Trackerless 3D Ultrasound Stitching for Computer-Assisted Orthopaedic Surgery and Pelvic Fractures

In pelvic fracture surgeries, percutaneous screws must be placed accurately for effective fixation and to prevent damage to surrounding tissue structures (Bates 2010). Fluoroscopy is currently used to image the pelvis to provide guidance, but this produces harmful ionizing radiation and does not allow three-dimensional (3D) visualisation (Gay 1992). Ultrasound offers three-dimensional, non-ionizing, real-time, and inexpensive imaging. It has thus emerged as an alternative to fluoroscopy for intraoperative imaging in computer-assisted orthopaedic surgery (CAOS). However, ultrasound-based surgical guidance is challenging because ultrasound produces inherently noisy images with limited field-of-view. While several techniques have been proposed to improve bone clarity in ultrasound scans (Hacihaliloglu 2009; Quader 2014), there is limited work on enhancing ultrasound’s field-of-view for CAOS. In particular, improving the field-of-view for surgical guidance for pelvic fracture surgeries would be needed to achieve accurate and reliable registration to preoperative data, and accurate screw placement in the pelvis (Keil 2009).
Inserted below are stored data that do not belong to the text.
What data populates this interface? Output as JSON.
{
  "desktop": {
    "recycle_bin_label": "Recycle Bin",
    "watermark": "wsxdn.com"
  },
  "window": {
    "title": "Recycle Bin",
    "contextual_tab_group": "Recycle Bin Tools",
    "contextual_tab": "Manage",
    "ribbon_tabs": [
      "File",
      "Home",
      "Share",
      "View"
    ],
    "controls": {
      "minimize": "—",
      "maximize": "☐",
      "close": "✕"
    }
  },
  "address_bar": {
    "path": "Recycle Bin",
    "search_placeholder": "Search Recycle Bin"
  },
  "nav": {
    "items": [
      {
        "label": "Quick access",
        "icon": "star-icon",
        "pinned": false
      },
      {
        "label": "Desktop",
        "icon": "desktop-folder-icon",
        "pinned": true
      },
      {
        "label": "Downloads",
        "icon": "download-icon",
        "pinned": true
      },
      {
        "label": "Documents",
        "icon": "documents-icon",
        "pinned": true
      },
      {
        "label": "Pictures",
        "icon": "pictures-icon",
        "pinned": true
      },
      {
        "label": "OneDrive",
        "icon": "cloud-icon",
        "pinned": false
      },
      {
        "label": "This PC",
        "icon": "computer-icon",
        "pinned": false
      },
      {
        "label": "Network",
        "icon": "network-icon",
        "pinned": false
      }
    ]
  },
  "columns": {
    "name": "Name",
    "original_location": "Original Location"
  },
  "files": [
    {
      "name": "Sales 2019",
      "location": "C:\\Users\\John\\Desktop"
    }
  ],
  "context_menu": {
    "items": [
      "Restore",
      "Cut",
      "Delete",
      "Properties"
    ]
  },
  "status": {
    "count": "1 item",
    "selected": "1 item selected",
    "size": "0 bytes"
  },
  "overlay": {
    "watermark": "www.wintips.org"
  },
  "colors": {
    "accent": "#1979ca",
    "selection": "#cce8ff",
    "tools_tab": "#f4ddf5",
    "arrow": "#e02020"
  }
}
In this work, we propose and evaluate the feasibility of a trackerless method for stitching volumetric ultrasound to achieve an extended field-of-view. Previous ultrasound stitching methods have used optical tracking to determine the spatial alignment between volumes (Dalvi 2010; Ni 2009), but these approaches require additional hardware. Our method contributes towards simpler surgical navigation as it does not require tracking equipment.